Gilberto - 1 month ago 13
Python Question

# How to classify/label pandas dataframe between minimum and maximum

I want a function, e.g.

`get_cluster(df, numspan)`
, that, given a pandas DataFrame
`df`
and an integer
`numspan`
as inputs, returns a DataFrame
`df_cluster`
of labels (numbers), that represent membership in the subset calculated according to the difference between max and min of the DataFrame divided by numspan.

In other words:

1. take the df, e.g.
`1, 2, 3, 4, 5`
(not necessarily ordered, may be real numbers)

2. get the max
`5`
and min
`1`

3. calculate the difference
`5 - 1 = 4`
, which represent the main set width

4. divide the difference by numspan, e.g.
`2`
to get the subset unit width
`2`

5. then for every item of the DataFrame check which subset it belongs to (the rule is L1 <= x < L2 where L1 and L2 are the lower and upper subset limit)
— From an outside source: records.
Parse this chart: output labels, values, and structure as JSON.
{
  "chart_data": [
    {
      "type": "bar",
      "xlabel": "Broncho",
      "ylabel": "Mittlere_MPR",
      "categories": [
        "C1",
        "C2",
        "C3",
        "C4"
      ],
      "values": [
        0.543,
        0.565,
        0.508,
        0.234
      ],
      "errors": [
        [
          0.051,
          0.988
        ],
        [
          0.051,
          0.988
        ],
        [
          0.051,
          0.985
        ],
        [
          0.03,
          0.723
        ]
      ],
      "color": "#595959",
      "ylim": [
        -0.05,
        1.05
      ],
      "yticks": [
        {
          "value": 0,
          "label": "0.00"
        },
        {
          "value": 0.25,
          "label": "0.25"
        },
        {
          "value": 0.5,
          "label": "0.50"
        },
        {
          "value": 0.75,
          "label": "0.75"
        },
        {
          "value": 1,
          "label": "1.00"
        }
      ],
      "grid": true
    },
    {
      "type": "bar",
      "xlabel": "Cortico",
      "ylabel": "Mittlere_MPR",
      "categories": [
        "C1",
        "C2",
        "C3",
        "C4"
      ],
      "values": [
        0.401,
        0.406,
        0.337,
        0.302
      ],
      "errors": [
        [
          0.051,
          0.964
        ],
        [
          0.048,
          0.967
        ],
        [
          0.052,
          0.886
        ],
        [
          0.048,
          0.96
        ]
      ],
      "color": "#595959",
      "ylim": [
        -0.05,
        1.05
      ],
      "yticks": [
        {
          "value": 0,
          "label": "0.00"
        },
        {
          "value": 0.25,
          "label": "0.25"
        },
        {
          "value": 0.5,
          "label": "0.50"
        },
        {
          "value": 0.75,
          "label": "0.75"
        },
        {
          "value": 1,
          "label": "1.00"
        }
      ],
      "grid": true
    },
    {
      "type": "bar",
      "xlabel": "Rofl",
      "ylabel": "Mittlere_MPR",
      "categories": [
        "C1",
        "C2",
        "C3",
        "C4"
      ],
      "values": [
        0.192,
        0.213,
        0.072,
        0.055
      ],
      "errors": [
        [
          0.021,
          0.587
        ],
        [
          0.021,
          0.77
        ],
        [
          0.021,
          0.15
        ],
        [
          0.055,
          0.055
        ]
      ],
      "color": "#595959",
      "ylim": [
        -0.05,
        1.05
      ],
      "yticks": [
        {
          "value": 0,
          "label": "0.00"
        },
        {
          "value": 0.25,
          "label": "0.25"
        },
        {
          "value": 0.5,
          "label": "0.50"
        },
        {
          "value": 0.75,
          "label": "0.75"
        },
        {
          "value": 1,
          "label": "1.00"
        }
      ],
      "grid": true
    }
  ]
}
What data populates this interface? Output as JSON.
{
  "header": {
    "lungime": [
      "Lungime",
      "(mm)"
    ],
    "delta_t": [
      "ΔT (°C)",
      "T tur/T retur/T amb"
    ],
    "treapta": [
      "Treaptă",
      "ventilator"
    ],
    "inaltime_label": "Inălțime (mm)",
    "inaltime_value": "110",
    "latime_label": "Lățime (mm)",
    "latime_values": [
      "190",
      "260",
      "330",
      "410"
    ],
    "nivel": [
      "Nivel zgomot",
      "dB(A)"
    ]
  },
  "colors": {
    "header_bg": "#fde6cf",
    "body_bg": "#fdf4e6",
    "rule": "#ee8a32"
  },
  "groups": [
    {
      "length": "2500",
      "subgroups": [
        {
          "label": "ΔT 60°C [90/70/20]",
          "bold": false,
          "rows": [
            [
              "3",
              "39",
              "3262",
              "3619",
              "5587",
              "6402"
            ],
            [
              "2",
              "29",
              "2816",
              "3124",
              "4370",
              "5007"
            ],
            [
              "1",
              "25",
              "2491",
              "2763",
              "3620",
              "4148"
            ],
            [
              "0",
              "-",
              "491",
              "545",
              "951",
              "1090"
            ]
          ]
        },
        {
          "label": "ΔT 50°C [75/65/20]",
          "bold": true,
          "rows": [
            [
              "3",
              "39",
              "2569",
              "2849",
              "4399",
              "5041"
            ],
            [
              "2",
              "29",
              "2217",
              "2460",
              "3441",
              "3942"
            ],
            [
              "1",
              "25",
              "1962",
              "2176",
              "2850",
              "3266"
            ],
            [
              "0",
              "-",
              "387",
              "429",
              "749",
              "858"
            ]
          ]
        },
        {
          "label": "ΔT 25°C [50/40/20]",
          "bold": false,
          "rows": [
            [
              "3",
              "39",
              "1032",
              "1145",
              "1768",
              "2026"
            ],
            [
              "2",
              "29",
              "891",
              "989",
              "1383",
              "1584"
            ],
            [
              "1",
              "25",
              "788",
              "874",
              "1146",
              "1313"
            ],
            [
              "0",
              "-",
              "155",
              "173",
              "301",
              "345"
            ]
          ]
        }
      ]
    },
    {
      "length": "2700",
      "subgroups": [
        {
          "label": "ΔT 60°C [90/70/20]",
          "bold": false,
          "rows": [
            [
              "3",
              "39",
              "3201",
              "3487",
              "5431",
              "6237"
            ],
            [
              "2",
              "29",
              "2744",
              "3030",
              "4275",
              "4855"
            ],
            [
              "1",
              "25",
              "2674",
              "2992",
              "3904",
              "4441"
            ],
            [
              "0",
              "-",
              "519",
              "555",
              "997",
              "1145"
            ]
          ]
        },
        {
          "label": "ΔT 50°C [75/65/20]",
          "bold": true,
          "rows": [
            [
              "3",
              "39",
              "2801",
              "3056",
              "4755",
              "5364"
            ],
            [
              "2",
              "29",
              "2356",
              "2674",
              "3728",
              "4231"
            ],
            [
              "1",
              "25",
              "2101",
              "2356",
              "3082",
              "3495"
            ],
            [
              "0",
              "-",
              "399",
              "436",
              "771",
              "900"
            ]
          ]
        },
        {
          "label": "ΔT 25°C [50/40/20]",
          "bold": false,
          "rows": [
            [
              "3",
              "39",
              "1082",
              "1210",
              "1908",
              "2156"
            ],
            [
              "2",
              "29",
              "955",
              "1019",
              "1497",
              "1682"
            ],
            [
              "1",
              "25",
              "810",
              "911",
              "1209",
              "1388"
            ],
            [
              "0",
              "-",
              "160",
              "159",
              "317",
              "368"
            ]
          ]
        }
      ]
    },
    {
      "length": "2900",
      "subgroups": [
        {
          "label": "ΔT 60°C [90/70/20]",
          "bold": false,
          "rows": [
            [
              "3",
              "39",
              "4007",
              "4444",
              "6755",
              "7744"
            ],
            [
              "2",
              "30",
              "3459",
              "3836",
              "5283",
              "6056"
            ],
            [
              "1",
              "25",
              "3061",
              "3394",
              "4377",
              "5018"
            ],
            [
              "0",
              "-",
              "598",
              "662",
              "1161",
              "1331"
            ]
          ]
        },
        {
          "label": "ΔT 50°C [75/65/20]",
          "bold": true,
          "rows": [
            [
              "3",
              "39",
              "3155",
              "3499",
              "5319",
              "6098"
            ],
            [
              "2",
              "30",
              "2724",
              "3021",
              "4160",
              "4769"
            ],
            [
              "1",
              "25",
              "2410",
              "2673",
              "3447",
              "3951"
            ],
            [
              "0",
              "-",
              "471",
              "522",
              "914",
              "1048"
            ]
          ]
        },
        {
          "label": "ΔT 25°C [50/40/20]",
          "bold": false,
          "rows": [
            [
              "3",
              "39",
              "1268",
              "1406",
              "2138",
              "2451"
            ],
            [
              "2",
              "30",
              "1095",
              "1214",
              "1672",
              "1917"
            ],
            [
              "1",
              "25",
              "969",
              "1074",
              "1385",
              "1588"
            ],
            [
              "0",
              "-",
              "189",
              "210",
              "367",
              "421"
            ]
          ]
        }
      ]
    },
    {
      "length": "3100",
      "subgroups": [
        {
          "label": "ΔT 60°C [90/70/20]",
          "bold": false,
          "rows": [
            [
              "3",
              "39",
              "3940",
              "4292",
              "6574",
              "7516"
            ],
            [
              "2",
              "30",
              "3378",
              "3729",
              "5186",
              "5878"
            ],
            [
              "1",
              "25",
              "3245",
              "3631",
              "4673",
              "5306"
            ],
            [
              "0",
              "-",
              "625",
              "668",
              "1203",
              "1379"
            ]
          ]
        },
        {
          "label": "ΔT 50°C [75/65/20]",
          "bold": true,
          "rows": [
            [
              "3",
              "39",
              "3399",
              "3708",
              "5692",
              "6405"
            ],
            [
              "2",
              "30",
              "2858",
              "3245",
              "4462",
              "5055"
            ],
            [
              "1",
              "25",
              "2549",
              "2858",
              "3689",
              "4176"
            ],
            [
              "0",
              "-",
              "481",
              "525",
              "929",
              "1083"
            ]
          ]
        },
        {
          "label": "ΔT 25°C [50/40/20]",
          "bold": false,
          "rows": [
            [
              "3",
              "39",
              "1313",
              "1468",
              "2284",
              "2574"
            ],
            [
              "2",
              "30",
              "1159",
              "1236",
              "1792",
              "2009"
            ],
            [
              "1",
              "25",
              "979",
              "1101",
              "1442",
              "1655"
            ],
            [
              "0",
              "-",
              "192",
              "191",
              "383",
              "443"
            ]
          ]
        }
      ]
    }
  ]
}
6. return a number which represents the related subset, so the final df_cluster is
`1, 1, 2, 2, 2`
(the last label corresponding to the max upper limit is included by rule)

My code (with another example, see the picture below also):

``````import pandas as pd
df = pd.DataFrame({'A':pd.Series([4, 8, 2, 3])})

def get_cluster(df, numspan):
min = df.min() # e.g. 2
max = df.max() # e.g. 8
span = max - min # e.g. 6
subset_unit = span/numspan # e.g. 6/3 = 2 -> every subset is 2 width

# code I need...

return df_cluster

df['Cluster'] = get_cluster(df, 3)
df
A  Cluster
0  4        2
1  8        3 <= included by rule
2  2        1
3  3        1
``````

In picture:

This is called `pd.cut` where a `bins=` argument will allow you to set the number you numspan in the question.
It returns bin ranges by default. `labels=False` is a parameter you can use to get a bin number instead.